Mais qui sommes-nous en deçà de notre aliénation présupposée ? L’aliénation est, depuis longtemps, le talon d’Achille d’une pensée critique qui a pour finalité l’émancipation de chacun. Il y a 25 ans, Jean-Luc Nancy écrivait déjà qu’« il est inutile de répéter la critique du couple de l’aliénation et de l’authenticité originelle qu’elle suppose (4) ». En effet, rares sont ceux qui osent encore s’aventurer sur le terrain miné de l’authenticité, ou même de l’aliénation. La pensée critique s’est toutefois remise de l’écart qui s’était creusé entre ceux qui seraient aliénés et ceux qui viendraient à leur secours, depuis qu’on a postulé l’émancipation des individus et l’affirmation de leur égalité comme point de départ – et non comme point d’arrivée d’une émancipation fondée sur un accomplissement de soi au présent, toujours en chantier.

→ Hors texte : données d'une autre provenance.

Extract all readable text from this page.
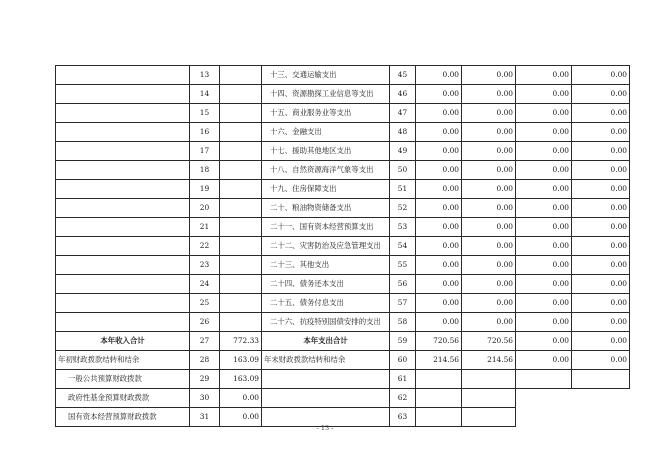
	13		十三、交通运输支出	45	0.00	0.00	0.00	0.00
	14		十四、资源勘探工业信息等支出	46	0.00	0.00	0.00	0.00
	15		十五、商业服务业等支出	47	0.00	0.00	0.00	0.00
	16		十六、金融支出	48	0.00	0.00	0.00	0.00
	17		十七、援助其他地区支出	49	0.00	0.00	0.00	0.00
	18		十八、自然资源海洋气象等支出	50	0.00	0.00	0.00	0.00
	19		十九、住房保障支出	51	0.00	0.00	0.00	0.00
	20		二十、粮油物资储备支出	52	0.00	0.00	0.00	0.00
	21		二十一、国有资本经营预算支出	53	0.00	0.00	0.00	0.00
	22		二十二、灾害防治及应急管理支出	54	0.00	0.00	0.00	0.00
	23		二十三、其他支出	55	0.00	0.00	0.00	0.00
	24		二十四、债务还本支出	56	0.00	0.00	0.00	0.00
	25		二十五、债务付息支出	57	0.00	0.00	0.00	0.00
	26		二十六、抗疫特别国债安排的支出	58	0.00	0.00	0.00	0.00
本年收入合计	27	772.33	本年支出合计	59	720.56	720.56	0.00	0.00
年初财政拨款结转和结余	28	163.09	年末财政拨款结转和结余	60	214.56	214.56	0.00	0.00
一般公共预算财政拨款	29	163.09		61				
政府性基金预算财政拨款	30	0.00		62				
国有资本经营预算财政拨款	31	0.00		63				
- 13 -
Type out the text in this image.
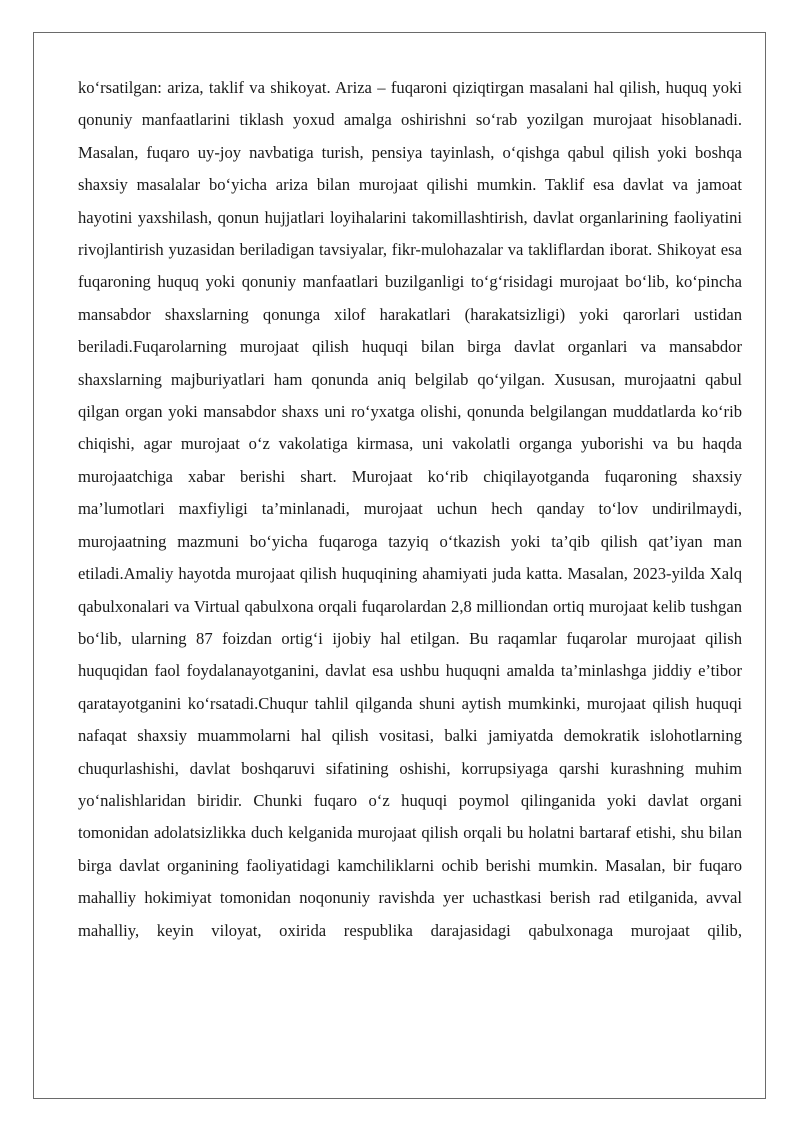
ko‘rsatilgan: ariza, taklif va shikoyat. Ariza – fuqaroni qiziqtirgan masalani hal qilish, huquq yoki qonuniy manfaatlarini tiklash yoxud amalga oshirishni so‘rab yozilgan murojaat hisoblanadi. Masalan, fuqaro uy-joy navbatiga turish, pensiya tayinlash, o‘qishga qabul qilish yoki boshqa shaxsiy masalalar bo‘yicha ariza bilan murojaat qilishi mumkin. Taklif esa davlat va jamoat hayotini yaxshilash, qonun hujjatlari loyihalarini takomillashtirish, davlat organlarining faoliyatini rivojlantirish yuzasidan beriladigan tavsiyalar, fikr-mulohazalar va takliflardan iborat. Shikoyat esa fuqaroning huquq yoki qonuniy manfaatlari buzilganligi to‘g‘risidagi murojaat bo‘lib, ko‘pincha mansabdor shaxslarning qonunga xilof harakatlari (harakatsizligi) yoki qarorlari ustidan beriladi.Fuqarolarning murojaat qilish huquqi bilan birga davlat organlari va mansabdor shaxslarning majburiyatlari ham qonunda aniq belgilab qo‘yilgan. Xususan, murojaatni qabul qilgan organ yoki mansabdor shaxs uni ro‘yxatga olishi, qonunda belgilangan muddatlarda ko‘rib chiqishi, agar murojaat o‘z vakolatiga kirmasa, uni vakolatli organga yuborishi va bu haqda murojaatchiga xabar berishi shart. Murojaat ko‘rib chiqilayotganda fuqaroning shaxsiy ma’lumotlari maxfiyligi ta’minlanadi, murojaat uchun hech qanday to‘lov undirilmaydi, murojaatning mazmuni bo‘yicha fuqaroga tazyiq o‘tkazish yoki ta’qib qilish qat’iyan man etiladi.Amaliy hayotda murojaat qilish huquqining ahamiyati juda katta. Masalan, 2023-yilda Xalq qabulxonalari va Virtual qabulxona orqali fuqarolardan 2,8 milliondan ortiq murojaat kelib tushgan bo‘lib, ularning 87 foizdan ortig‘i ijobiy hal etilgan. Bu raqamlar fuqarolar murojaat qilish huquqidan faol foydalanayotganini, davlat esa ushbu huquqni amalda ta’minlashga jiddiy e’tibor qaratayotganini ko‘rsatadi.Chuqur tahlil qilganda shuni aytish mumkinki, murojaat qilish huquqi nafaqat shaxsiy muammolarni hal qilish vositasi, balki jamiyatda demokratik islohotlarning chuqurlashishi, davlat boshqaruvi sifatining oshishi, korrupsiyaga qarshi kurashning muhim yo‘nalishlaridan biridir. Chunki fuqaro o‘z huquqi poymol qilinganida yoki davlat organi tomonidan adolatsizlikka duch kelganida murojaat qilish orqali bu holatni bartaraf etishi, shu bilan birga davlat organining faoliyatidagi kamchiliklarni ochib berishi mumkin. Masalan, bir fuqaro mahalliy hokimiyat tomonidan noqonuniy ravishda yer uchastkasi berish rad etilganida, avval mahalliy, keyin viloyat, oxirida respublika darajasidagi qabulxonaga murojaat qilib,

On revient ici au point de convergence entre le politique et l’art, envisagés à partir de tensions inhérentes à leur domaine (5). L’art, comme le politique, est traversé de tensions, non seulement à cause des relations indéterminées qu’entretiennent les œuvres avec ceux qui en font l’expérience, mais également parce qu’il n’y a, en général, aucune entente sur ce que sont l’art et l’art critique. Chaque définition est contestée et la ligne de démarcation entre ce qui peut être qualifié de critique et ce qui ne peut l’être est sans cesse redessinée. On pourrait en conclure que l’ensemble du champ de l’art participe à l’émancipation des individus, ou encore que les œuvres y participent une à la fois en s’insérant dans un univers politique indifférent à toute distinction entre l’art et le monde. Ce sont des hypothèses qui se défendent. Mais faire de l’une ou l’autre de ces hypothèses une exigence transforme le potentiel émancipateur des œuvres, que celles-ci aient ou non été réalisées dans une intention qui va en ce sens, en une visée éthique incompatible avec ses propres fondements. Faut-il alors plutôt conclure qu’une perspective critique captive d’une visée émancipatrice contribue à l’aliénation du spectateur ? Je pense que l’on ne peut présumer de l’aliénation de quiconque. Cela n’implique pas qu’il n’y ait pas d’aliénation possible. Cela veut simplement dire que la rencontre de l’autre ne peut être fondée ni sur le malheur de ce dernier, ni sur sa libération. En tant qu’artiste, j’essaie de garder cela en tête chaque fois que je travaille sur un projet. En tant que spectateur aussi.

NOTES
(1) Sébastien Hendrickx et Wouter Hillaert, « The art of critical art », Rekto Verso, no 52 (mai-juin 2012), www.rektoverso.be/artikel/art-critical-art [consulté le 21 mai 2015].
(2) Mouffe synthétise bien cette idée, initialement développée avec Ernesto Laclau dans Hegemony and Socialist Strategy: Towards a Radical Democratic Politics (Londres, Verso [Radical Thinkers], 1985), et dans « Critique as Counter-Hegemonic Intervention », publié en 2008 sur le site web de l’Institut européen pour des politiques culturelles en devenir (http://eipcp.net/transversal/0808/mouffe/en [consulté le 21 mai 2015]).
(3) Je pense en particulier à Jacques Rancière, qui réfute un modèle éthique tout en le reconduisant à l’intérieur d’un régime esthétique dont l’efficacité est pensée en fonction de l’émancipation de chacun (voir Malaise dans l’esthétique, Paris, Galilée, 2004, et Le spectateur émancipé, Paris, La Fabrique, 2008).
(4) Jean-Luc Nancy, Une pensée finie, Paris, Galilée, 1990, p. 40.
(5) Sur ce point, les positions de Rancière et de Mouffe se rejoignent. D’autres auteurs, telle Claire Bishop, présentent des arguments semblables. Bishop s’appuie sur Mouffe et Laclau pour départager les pratiques qui reconnaissent l’importance des conflits de celles qui sont fondées sur un consensus inavoué (voir « Antagonism and Relational Aesthetics », October, no 110 [automne 2004], p. 51-79, et Artificial Hells : Participatory Art and the Politics of Spectatorship, Londres, Verso, 2012).